The sachar committee report, billed as the number one dossier on the state of Indian Muslims today, will finally be public after being tabled in Parliament. A voluminous account, it is said to be the finest and most detailed survey of the state of the largest number of Muslims living in a democracy anywhere in the world. However, the report has some stiff competition in the form of a few books put out on the subject over the past two years or so.
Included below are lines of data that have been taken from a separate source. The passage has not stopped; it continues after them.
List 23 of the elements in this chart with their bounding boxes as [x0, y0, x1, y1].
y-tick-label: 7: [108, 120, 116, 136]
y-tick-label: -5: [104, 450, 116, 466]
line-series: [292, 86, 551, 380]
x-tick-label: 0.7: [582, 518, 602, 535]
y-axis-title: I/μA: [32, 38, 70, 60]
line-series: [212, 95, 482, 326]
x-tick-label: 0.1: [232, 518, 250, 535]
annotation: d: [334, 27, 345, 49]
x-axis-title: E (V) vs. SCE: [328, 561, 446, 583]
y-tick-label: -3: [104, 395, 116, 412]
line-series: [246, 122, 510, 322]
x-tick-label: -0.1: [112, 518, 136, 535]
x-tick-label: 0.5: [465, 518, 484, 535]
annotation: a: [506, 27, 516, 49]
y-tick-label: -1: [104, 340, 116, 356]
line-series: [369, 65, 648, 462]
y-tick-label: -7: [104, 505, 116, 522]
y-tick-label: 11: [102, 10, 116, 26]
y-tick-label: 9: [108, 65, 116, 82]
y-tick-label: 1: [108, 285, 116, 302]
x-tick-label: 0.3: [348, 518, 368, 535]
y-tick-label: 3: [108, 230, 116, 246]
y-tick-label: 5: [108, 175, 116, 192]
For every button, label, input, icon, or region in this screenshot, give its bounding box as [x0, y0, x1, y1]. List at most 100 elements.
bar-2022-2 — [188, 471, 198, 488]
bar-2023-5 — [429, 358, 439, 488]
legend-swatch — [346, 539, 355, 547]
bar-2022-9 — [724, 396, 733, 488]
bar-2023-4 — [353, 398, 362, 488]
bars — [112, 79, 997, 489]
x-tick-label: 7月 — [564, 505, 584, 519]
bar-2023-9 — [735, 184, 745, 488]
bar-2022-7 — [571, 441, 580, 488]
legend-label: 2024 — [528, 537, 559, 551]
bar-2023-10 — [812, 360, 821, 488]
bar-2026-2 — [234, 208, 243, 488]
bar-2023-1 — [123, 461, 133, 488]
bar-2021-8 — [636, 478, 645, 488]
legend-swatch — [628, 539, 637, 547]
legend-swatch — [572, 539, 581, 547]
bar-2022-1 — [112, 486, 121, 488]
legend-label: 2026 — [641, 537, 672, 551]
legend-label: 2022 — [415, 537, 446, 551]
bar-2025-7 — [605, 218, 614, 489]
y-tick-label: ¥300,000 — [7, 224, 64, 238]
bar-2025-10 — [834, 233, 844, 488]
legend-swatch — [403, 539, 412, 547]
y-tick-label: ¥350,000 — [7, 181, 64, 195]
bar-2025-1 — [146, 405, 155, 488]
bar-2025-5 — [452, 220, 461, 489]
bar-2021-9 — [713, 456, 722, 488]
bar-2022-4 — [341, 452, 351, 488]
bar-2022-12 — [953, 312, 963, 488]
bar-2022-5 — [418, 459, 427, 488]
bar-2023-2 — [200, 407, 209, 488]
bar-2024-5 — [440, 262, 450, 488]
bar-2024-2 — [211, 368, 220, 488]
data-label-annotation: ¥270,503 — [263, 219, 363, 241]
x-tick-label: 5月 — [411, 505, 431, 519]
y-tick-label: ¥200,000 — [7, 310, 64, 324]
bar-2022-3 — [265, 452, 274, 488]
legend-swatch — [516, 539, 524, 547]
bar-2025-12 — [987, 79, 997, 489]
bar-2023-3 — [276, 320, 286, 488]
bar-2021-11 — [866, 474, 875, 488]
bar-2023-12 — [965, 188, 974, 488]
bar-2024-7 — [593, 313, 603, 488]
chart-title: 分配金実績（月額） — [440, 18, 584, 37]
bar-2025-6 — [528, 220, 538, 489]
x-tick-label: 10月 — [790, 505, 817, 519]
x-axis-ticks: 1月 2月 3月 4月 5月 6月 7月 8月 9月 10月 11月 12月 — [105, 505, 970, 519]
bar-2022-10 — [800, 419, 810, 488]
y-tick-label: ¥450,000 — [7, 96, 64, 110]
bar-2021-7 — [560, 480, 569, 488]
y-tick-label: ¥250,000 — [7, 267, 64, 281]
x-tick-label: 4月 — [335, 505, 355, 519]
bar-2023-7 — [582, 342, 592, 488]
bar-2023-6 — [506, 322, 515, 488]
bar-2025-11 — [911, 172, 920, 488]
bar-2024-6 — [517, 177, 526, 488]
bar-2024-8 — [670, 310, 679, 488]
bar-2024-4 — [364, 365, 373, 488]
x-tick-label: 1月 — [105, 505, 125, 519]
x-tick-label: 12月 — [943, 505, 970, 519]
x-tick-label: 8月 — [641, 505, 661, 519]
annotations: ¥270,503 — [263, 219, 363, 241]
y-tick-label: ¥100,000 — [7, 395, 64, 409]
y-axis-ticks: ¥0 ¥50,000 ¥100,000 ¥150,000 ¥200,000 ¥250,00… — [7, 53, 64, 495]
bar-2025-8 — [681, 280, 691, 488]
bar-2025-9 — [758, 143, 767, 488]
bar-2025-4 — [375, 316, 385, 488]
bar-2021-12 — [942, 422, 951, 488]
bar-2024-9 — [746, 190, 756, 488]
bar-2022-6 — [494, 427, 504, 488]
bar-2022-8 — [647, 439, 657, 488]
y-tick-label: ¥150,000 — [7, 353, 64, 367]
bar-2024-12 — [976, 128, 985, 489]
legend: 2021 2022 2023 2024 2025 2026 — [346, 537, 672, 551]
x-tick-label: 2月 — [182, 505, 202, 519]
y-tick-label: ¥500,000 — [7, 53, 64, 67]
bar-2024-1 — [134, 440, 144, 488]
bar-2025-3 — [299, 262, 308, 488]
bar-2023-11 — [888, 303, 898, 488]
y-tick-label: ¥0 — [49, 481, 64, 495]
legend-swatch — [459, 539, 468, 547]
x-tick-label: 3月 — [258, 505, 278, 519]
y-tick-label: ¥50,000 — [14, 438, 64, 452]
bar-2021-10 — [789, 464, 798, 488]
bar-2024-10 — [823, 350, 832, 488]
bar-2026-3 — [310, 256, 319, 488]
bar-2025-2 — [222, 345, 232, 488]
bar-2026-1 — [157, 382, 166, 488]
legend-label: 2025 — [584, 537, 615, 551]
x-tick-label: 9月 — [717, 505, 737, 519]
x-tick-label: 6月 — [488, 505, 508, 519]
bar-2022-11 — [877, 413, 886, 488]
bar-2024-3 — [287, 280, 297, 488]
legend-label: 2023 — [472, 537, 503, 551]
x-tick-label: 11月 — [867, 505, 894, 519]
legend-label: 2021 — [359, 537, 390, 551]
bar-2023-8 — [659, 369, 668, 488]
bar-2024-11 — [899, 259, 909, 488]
By a long shot, the best is Omar Khalidi’s Muslims in the Indian Economy. More than comprehensive, it is an intelligent account of the state of Muslims in Delhi, Uttar Pradesh, Bihar, Deccan and Andhra Pradesh, Karnataka and Maharashtra. MIT-based scholar Khalidi has chosen areas with significant Muslim populations, which have a link as the Muslims here are mostly Urdu-speaking. You could say that is a disadvantage, as he does not look at Kerala and West Bengal, or even Assam, where more than 20 per cent of the people are Muslim. But what he covers, he covers very well, with the historical, economic and the political well woven into the narrative. He has taken data from all possible sources, government data, reports, statements made in assemblies and Parliament. He has not simply analysed the “latest” or simply government department data threadbare, or arrived at grand conclusions, but he has tried to get data on the private sector, large spheres of economic activity well outside the government. Even the recently constituted PM’s high level committee doesn’t tackle that.
Another good book attempting to analyse and interpret data in an area rife with controversies and sensitivities of all kinds — Muslim women — is Zoya Hassan and Ritu Menon’s Unequal Citizens (Oxford University Press, Rs 295). A fascinating Muslim Women’s Survey (said to be “the first baseline survey among Muslim women in India or anywhere in the world”) was conducted by the authors across 9541 Muslim and Hindu respondents in 2000 attempting to understand to what extent the fact of their religion and identity can be correlated to the social and economic backwardness they experienced. The conclusions are fascinating. The scholars find that the “subalternity of Muslims in India” is complete. By discovering the vast differences in the Muslims in the north as opposed to Muslims in the south, they conclude that it is not simply identity that can explain the poor state of these women — there is a high degree of correlation between their asset holding pattern, level of education generally and the state of the women. The authors also hold patriarchal patterns as generally responsible for the dismal state of the women. Using interesting and modern data like the access to media, Hassan and Menon draw some conclusions that go against the grain of the prejudice about veiled and burqa-clad women that several amongst us take as fact.
Also two years ago, Abusaleh Shariff and Mehtabul Azam put together Economic Empowerment of Muslims in India (Institute of Objective Studies, Rs 240). Shariff, incidentally, is also the member-secretary of the Sachar Committee which submitted its report to the PM this month. The book is a snaphot of where Muslims in India stand today. In the conclusions detailed in the end, the book makes a case for reservation for Muslims in government jobs. It also talks of the need for providing soft loans for Muslims to start their own ventures. The need to recognise and use the already existing institutions for spreading awareness about education is also underlined. Using the 55th round of the National Sample Survey Organisation (NSSO) data — the latest being the 61st round — the authors list interesting and varied indices across several socio-religious categories. In fact, what the Sachar Committee reveals about the status of Indian Muslims virtually scraping the barrel like that of the SC/STs had actually been “scooped” here!
Many books have dealt with the same difficult subject in recent years. Some have also gone beyond government departments and it may be argued that the PM’s high-level committee is simply revisiting known signposts. But the fact that Justice Sachar’s comprehensive data has the imprimatur of “government data” makes it valuable. The analysis may have been all stitched up, the situation detailed will be debated loudly in the House and even interpreted. But the point, as one bearded political philosopher famously remarked, may be “to change it”.